My previous column explained how “evolutionary psychologists” claim to show that all basic aspects of an organism are best understood as the product of its genes.
In other words, instructions for building organisms reside in the genes, and genes are the vehicles by which these instructions are transmitted from one generation to the next.
Central to this argument is the thesis of ancient provenance — the idea that recent history is too brief a period to have produced significant changes to humans’ genes.
The problems that the brain evolved to solve are, they argue, those of past environments. To explain why we have the genes we do, the evolutionary psychologists say, we must look at the long period during which humans developed their distinctive genetic endowments that distinguish us from our nearest relatives.
This period is generally identified as the Pleistocene, or Late Stone Age, the epoch spanning 1.8 million to 10,000 years ago.
This leads evolutionary psychologists to the idea that reflections on the conditions that human ancestors encountered in the Pleistocene hold the key to identifying the behaviour of contemporary humans. But there are problems with this idea.
First, there still remains much to be known about aspects of the theory of human origins.
More importantly, it is simply not the case that there has not been significant genetic evolution since the end of the Pleistocene.
Recent evidence suggests that two human genes involved in the evolution of brain size have continued to evolve in humans within the past 10,000 years. Of course, the advantage provided by such change is unlikely to have been dramatic, but the fact remains that this could have modified human behaviour.
And of course, the environments inhabited by modern humans have changed in important ways since the Pleistocene. Where Pleistocene humans lived in groups of 50 to 300, post-agricultural humans have lived in increasingly larger groups, which affect the different challenges that humans face.
Even if our ancestors had evolved “mental modules” that solved the problems they faced in the environments of the Pleistocene, such modules would be useless in the world of the wage-labourer, since the tasks leading to, for example, the acquisition of food have changed so radically.
And finally, it is a mistake to view human behaviour as encoded in the genes.

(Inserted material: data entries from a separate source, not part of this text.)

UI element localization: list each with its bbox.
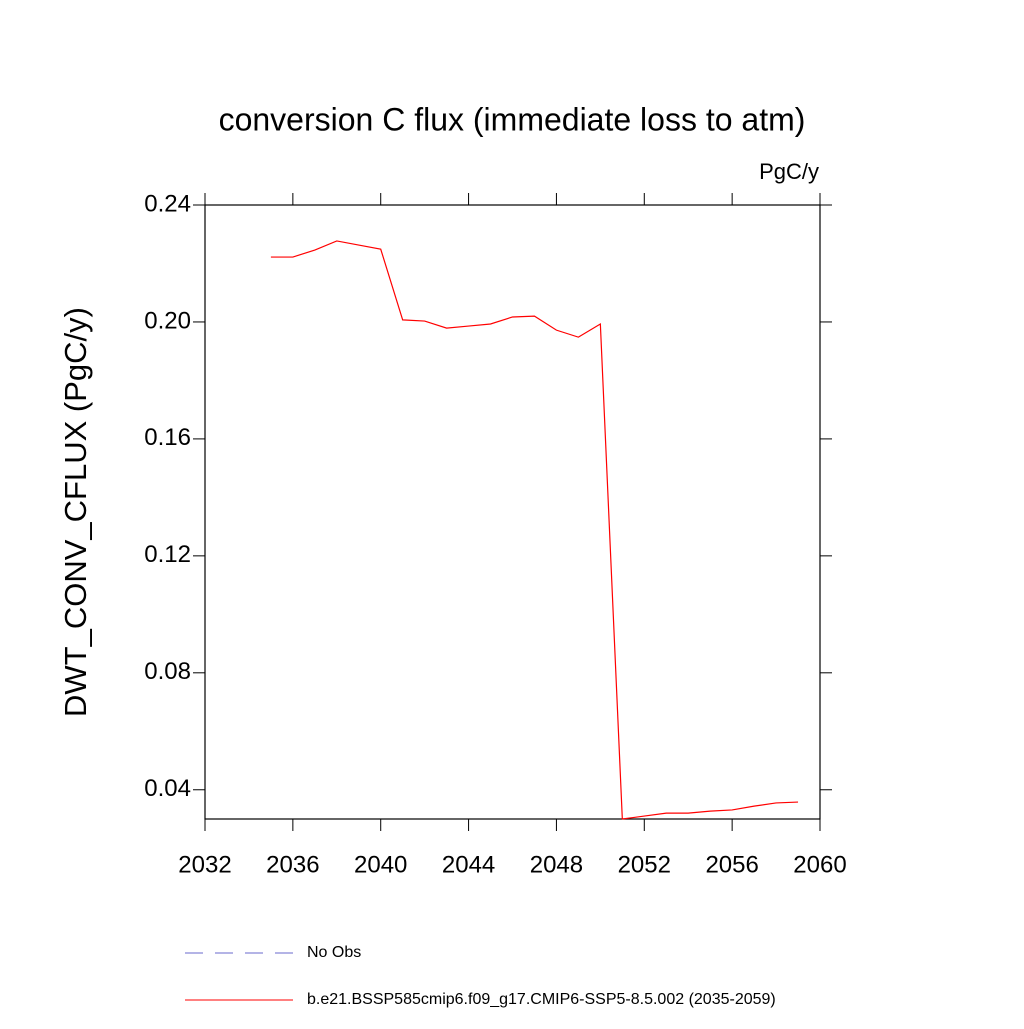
x-tick-label: 2052 [618,851,671,878]
legend-label: No Obs [307,944,361,961]
y-tick-label: 0.12 [144,541,191,568]
y-tick-label: 0.08 [144,658,191,685]
y-axis-label: DWT_CONV_CFLUX (PgC/y) [58,307,93,717]
units-label: PgC/y [759,159,819,184]
y-tick-label: 0.20 [144,307,191,334]
x-tick-label: 2036 [266,851,319,878]
x-tick-label: 2056 [705,851,758,878]
series-line [270,240,799,820]
x-tick-label: 2048 [530,851,583,878]
y-tick-label: 0.24 [144,190,191,217]
plot-frame [204,204,821,820]
x-tick-label: 2044 [442,851,495,878]
y-tick-label: 0.16 [144,424,191,451]
legend-label: b.e21.BSSP585cmip6.f09_g17.CMIP6-SSP5-8.… [307,991,776,1008]
x-tick-label: 2032 [178,851,231,878]
y-tick-label: 0.04 [144,775,191,802]
x-tick-label: 2060 [793,851,846,878]
chart-title: conversion C flux (immediate loss to atm… [219,101,806,137]
x-tick-label: 2040 [354,851,407,878]
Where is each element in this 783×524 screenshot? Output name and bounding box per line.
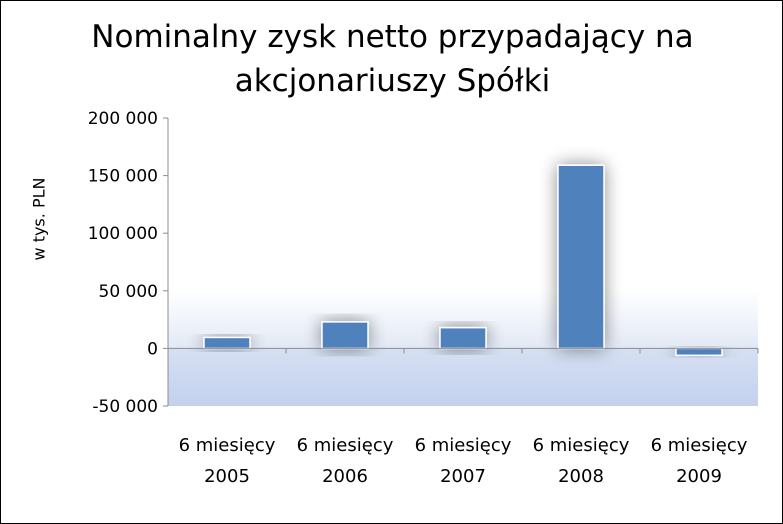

This remains something of a dogma of evolutionary thought, and is also associated with the gene-centred perspective on evolution made popular by Richard Dawkins. In my view, it is entirely mistaken and is perhaps the greatest obstacle to the progress of thought about evolution.
But this need not be the case. There is a more radical movement that is rapidly gaining adherents, myself included.
This movement sees evolution as a continuous process and disputes whether it is possible to analyse it successfully by separating out a privileged set of objects — genes, for example — involved in a certain stage of the process.
The most influential version of this perspective is developmental systems theory (DST). This theory provides a powerful critique of the gene-centredness of supporters of evolutionary psychology.
The two most important aspects of DST are that it does not privilege the gene, and it breaks down the divorce between evolution and development.
For DST, the smallest unit in terms of which evolutionary processes can properly be understood is the full developmental cycle. This runs from a given stage in the life cycle through all the steps needed to reproduce that stage in the next generation.
In this view, genes are merely one developmental resource among others that are required in order to complete the various stages of the life cycle.
Theories that centre on the gene give a specific answer to the famous question about chicken and eggs — the egg came first. DST gives the more plausible answer — neither or both.
Everything necessary for the reproduction of the developmental cycle is equally necessary for understanding the evolutionary trajectory of the organism.
Darwin and his followers have provided us with fundamental insights into the nature of the world we live in and of our place within it.
In this, we have taken a step closer towards a naturalistic world-view that is able to dispense with spirits, ghosts and gods.